I was surprised to hear from loan officer Carlos Ortiz that Leonardo Torres, who I had met six years ago, was no longer a client of Banco FIE. Despite this, Carlos arranged a meeting at Leonardo’s new place for my colleague Matthias Lehnert and I.
When I arrived, Doña Juana Mayta welcomed me smiling, as she did in 2008. Leonardo explained that after many years of working in the same business, he wanted a business in which he could indulge his passion for music. Leonardo paid back his loan to Banco FIE and with the savings he started hiring sound equipment for parties and created a folk music group called Khanaura Bolivia. He decided to keep the minivan to earn a fixed income to support his family.

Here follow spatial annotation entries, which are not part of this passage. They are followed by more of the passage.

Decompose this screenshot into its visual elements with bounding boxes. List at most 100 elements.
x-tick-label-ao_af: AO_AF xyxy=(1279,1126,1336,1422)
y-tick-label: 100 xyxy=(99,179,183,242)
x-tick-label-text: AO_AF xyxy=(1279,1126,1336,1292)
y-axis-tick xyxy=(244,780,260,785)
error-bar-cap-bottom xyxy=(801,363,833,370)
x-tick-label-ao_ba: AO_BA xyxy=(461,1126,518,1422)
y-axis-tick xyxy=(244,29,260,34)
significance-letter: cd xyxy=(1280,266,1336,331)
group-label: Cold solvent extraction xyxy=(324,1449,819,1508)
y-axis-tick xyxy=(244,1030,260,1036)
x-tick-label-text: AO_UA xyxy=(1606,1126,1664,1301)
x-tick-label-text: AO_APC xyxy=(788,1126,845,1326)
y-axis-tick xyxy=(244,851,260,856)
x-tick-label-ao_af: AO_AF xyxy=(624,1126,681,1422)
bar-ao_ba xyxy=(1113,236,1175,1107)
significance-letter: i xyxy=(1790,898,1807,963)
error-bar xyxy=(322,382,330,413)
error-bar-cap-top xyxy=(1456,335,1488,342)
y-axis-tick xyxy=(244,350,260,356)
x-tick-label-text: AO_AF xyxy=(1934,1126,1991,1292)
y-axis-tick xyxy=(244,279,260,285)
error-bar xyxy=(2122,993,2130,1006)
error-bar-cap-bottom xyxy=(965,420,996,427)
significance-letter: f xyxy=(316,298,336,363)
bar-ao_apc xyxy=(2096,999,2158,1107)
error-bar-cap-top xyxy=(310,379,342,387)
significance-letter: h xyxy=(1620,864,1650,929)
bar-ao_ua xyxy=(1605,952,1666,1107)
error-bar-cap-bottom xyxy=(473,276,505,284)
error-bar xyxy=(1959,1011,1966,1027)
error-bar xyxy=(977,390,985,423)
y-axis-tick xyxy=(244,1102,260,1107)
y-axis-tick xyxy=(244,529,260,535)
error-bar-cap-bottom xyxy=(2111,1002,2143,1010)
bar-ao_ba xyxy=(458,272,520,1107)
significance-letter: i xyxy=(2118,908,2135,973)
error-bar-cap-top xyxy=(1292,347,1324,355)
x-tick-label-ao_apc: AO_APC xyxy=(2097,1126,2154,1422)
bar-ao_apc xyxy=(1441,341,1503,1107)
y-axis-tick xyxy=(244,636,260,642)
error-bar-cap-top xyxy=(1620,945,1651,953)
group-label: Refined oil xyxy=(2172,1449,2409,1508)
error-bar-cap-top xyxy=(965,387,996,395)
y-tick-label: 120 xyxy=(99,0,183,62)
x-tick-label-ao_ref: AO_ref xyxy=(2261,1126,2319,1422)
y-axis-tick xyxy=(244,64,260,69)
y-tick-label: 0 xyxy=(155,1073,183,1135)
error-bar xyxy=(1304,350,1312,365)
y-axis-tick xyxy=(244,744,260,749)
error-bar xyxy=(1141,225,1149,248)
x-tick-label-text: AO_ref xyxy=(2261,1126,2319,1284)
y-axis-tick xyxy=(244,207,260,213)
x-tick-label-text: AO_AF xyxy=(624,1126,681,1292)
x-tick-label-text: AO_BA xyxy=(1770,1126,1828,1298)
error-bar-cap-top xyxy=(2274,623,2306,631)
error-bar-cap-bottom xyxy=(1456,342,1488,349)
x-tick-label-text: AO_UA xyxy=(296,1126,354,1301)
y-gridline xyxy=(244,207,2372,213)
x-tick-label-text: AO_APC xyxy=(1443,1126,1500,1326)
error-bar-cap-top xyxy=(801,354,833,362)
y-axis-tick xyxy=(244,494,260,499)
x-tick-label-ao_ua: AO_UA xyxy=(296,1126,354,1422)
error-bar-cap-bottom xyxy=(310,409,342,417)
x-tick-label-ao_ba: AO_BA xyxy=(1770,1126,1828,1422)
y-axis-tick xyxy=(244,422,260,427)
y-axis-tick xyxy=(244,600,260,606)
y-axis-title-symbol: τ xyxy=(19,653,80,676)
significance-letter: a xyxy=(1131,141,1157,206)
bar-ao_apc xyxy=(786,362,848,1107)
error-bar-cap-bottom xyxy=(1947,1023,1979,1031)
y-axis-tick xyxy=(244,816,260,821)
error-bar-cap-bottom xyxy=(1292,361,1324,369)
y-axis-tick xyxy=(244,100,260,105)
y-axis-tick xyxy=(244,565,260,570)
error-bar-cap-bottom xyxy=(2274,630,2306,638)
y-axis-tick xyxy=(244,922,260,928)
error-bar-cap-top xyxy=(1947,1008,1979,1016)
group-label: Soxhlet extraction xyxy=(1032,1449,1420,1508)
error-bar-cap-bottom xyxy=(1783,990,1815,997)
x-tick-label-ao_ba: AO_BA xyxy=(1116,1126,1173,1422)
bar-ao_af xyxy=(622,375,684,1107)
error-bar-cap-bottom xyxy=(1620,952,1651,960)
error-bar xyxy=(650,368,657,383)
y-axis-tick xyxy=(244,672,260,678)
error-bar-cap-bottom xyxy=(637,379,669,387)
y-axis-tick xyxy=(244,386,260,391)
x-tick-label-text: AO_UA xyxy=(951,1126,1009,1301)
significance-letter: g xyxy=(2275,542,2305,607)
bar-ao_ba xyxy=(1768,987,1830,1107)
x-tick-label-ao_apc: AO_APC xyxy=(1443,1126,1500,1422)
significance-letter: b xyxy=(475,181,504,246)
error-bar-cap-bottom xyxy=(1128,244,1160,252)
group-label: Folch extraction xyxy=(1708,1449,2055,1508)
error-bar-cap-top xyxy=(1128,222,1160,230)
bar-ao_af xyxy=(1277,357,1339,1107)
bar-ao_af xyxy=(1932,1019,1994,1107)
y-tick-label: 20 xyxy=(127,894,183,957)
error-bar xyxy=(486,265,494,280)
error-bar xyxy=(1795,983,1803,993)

Carlos has a good relationship with both Leonardo and Juana. He has known Juana since Leonardo was a teenager. Doña Juana still sells cheese and postre (dessert) of banana on request in order to earn an income, but she no longer has a loan. She even ‘lends’ to Leonardo when he does not receive payment for Khanaura’s performances on time.
Leonardo wants to buy a house and is thinking about going back to Banco Fie for a loan.
I was lucky the group rehearses every Tuesday, so I was able to enjoy Khanaura Bolivia’s music as their special guest. I felt honoured when they played a Peruvian song for me: my own ‘peña.